EXPO: VISAGES DE PAUL PANDA FARNANA

EXPOSITION

 A l’ESPACE SENGHOR, Chaussée de Wavre 366 du   10 janvier au 8 février 2011

 

VISAGES DE PAUL PANDA FARNANA

 

 

 

 

 

 

 

Pour commencer

 

 

Multiples sont les visages de Paul Panda Farnana, premier Congolais détenteur d’un diplôme d’enseignement supérieur, fonctionnaire de la colonie, combattant de la Grande guerre (1914-1918) sous le drapeau belge, fondateur de l’Union Congolaise, militant du panafricanisme, précurseur du nationalisme congolais,

avocat de l’égalité de races, de la cause de femmes, des enfants mulâtres, fondateur d’une école pour Congolais en Belgique , entrepreneur, correspondant de presse, orateur redouté et plume au service du Congo et des Congolais…

 

Sans aucune prétention à l’exhaustivité, l’exposition « Les visages de Paul Panda Farnana » invite à la découverte d’une figure emblématique, sinon unique pour son époque, dont l’héritage politique, intellectuel et humain s’impose par sa pérennité et son actualité.

 

L’homme dont la voix retentit encore avec justesse plus d’un siècle après sa disparition avait mis le doigt sur les insuffisances du système de gestion, alors en vigueur au Congo, sans jamais tomber dans les manichéismes ni succomber à un quelconque racisme. Il fut un adepte du débat intellectuel et son propos anticipait de plusieurs décennies bien de questions  brûlantes bien de notre époque en termes de projets éducatifs et de modèles efficients de gestion.
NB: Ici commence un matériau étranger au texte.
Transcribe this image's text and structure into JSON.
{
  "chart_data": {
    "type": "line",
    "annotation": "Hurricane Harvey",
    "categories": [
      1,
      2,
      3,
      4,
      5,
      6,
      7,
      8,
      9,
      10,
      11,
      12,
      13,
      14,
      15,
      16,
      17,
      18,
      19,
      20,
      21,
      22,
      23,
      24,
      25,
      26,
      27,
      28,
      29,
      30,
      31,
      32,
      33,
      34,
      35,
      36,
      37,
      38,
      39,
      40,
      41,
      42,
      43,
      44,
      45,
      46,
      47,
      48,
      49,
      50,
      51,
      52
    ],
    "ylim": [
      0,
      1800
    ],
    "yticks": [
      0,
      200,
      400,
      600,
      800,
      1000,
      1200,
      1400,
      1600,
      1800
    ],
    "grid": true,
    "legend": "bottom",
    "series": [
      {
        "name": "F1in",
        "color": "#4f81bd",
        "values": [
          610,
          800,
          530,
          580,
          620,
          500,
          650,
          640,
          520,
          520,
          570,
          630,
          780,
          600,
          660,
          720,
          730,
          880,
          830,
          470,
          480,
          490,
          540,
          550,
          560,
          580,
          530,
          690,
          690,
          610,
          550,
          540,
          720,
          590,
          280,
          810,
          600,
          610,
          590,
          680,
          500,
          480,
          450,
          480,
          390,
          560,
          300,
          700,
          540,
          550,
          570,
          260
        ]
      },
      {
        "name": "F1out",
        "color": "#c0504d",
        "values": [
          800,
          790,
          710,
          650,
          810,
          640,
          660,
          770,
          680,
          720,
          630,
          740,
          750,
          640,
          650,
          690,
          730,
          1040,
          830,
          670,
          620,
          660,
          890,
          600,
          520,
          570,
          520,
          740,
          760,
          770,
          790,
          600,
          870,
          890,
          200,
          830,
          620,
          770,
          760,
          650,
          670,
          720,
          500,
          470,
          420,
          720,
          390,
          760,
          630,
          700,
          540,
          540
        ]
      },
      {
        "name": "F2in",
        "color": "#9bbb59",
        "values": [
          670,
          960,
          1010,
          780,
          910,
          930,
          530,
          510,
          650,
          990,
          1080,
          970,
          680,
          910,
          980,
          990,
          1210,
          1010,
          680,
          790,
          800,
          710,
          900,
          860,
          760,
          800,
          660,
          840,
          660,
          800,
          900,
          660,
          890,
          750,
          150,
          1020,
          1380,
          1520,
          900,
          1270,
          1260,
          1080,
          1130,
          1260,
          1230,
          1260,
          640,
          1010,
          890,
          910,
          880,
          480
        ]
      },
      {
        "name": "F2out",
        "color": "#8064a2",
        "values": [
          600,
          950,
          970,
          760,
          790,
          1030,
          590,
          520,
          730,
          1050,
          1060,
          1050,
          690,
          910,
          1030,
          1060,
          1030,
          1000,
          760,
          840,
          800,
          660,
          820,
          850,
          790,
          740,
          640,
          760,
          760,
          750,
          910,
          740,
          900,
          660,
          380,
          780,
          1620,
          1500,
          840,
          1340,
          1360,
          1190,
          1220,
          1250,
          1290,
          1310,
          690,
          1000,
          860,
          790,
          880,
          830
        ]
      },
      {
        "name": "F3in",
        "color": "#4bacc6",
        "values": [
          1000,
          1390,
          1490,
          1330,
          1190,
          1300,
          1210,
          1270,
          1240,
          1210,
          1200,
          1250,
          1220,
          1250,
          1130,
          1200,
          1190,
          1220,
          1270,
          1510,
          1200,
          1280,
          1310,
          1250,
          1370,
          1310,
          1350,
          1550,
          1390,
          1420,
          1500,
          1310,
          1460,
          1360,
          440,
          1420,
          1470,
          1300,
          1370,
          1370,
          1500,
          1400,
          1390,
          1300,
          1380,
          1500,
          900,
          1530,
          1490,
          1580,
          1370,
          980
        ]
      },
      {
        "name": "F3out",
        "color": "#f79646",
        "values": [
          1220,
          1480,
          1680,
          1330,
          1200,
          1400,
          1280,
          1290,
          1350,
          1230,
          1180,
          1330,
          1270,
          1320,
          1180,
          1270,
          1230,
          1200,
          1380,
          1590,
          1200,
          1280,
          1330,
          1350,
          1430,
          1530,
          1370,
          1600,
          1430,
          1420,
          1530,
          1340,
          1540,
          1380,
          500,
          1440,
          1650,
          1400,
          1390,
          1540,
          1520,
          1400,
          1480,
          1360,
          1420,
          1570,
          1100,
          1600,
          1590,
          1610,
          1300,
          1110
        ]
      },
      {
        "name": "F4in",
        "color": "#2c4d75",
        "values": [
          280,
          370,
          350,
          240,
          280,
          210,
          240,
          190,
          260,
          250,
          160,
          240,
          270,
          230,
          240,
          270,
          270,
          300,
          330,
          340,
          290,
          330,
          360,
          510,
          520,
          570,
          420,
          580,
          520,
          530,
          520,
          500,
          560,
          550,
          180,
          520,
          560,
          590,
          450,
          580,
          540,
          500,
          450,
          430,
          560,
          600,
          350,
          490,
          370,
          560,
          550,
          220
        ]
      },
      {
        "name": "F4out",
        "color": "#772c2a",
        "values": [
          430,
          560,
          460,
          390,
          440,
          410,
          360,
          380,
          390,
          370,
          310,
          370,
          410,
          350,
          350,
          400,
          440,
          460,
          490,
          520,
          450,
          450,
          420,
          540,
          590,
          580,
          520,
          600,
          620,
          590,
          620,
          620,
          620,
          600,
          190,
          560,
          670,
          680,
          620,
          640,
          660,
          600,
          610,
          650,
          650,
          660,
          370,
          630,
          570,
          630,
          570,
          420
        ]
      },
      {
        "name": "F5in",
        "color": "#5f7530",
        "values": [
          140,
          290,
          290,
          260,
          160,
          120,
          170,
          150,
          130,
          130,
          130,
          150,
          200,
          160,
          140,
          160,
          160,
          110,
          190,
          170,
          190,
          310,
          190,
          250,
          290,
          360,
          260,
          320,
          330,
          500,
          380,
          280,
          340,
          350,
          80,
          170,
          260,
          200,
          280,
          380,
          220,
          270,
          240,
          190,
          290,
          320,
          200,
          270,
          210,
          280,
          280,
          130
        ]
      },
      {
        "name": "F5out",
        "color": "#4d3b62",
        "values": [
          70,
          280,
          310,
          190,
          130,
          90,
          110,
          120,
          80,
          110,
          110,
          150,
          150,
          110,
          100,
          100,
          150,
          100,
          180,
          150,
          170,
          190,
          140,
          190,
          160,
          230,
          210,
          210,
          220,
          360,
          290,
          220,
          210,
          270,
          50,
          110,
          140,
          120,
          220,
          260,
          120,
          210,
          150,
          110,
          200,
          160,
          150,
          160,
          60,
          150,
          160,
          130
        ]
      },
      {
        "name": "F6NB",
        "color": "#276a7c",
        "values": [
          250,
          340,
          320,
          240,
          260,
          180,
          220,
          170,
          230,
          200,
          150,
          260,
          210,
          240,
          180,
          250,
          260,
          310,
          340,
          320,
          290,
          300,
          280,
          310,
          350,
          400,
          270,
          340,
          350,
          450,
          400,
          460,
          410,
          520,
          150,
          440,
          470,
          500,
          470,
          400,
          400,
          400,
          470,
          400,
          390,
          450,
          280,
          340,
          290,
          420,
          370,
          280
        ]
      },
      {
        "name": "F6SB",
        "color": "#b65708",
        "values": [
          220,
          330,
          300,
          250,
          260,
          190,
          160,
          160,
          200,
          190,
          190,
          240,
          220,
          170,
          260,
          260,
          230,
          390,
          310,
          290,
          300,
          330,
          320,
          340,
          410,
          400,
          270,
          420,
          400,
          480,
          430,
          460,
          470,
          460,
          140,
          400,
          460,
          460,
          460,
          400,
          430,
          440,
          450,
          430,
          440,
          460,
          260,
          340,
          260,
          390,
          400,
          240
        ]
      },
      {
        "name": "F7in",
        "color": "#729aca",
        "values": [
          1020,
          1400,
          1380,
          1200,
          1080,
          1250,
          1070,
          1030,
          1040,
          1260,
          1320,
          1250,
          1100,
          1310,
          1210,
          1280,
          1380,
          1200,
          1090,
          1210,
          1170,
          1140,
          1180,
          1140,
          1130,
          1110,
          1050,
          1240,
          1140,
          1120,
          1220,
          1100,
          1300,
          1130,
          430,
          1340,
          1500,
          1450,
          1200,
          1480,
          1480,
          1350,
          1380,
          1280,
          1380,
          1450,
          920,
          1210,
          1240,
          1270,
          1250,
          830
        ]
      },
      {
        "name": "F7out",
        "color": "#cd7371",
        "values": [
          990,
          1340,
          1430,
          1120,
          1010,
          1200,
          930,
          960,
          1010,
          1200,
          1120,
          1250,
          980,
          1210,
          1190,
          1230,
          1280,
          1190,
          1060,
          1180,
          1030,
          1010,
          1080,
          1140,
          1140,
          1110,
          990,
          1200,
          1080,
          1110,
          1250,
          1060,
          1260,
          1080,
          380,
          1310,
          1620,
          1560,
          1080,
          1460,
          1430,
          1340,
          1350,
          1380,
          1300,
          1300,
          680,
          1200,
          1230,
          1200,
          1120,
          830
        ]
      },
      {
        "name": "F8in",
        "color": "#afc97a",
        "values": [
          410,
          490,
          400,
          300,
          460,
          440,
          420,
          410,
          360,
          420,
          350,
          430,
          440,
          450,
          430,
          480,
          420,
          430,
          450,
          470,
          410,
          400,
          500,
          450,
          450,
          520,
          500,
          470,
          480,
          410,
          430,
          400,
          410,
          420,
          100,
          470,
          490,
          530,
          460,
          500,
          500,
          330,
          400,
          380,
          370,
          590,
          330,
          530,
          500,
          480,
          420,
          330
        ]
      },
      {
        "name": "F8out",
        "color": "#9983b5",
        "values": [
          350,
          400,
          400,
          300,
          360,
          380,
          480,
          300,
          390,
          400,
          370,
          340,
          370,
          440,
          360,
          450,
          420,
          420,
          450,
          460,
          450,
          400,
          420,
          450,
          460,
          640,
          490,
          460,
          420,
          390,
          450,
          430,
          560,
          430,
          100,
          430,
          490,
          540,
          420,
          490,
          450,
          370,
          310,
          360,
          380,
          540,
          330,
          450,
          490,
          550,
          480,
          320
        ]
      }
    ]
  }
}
Ses discours, ses articles, ses écrits étaient imprégnés, au-delà de la polémique, des idéaux humanistes et universalistes qui ont modelé son enfance et sa jeunesse en Belgique.

 

Il est véritablement le précurseur du nationalisme congolais comme projet politique alternatif au système colonial et seul capable, à ses yeux, d’ériger une société égalitaire, débarrassée de tout racisme et voué à la promotion de la population congolaise dans tous les domaines.

Il en appelle au passé prestigieux des anciens royaumes africains pour prôner la participation des chefs coutumiers aux instances décisionnelles du Congo et pose clairement la question de la participation des Congolais au système de démocratie représentative.

Il inscrit l’histoire du Congo – et de l’Afrique- dans la lignée de royaumes prestigieux d’antan dont le lustre plaide pour une véritable renaissance des peuples du bassin du Congo, et de l’homme noir partout dans le monde.

 

En bonne place dans son cahier de revendications figure l’africanisation du cadre de l’administration et notamment l’accès des Congolais méritants aux plus hautes fonctions de l’administration du Congo.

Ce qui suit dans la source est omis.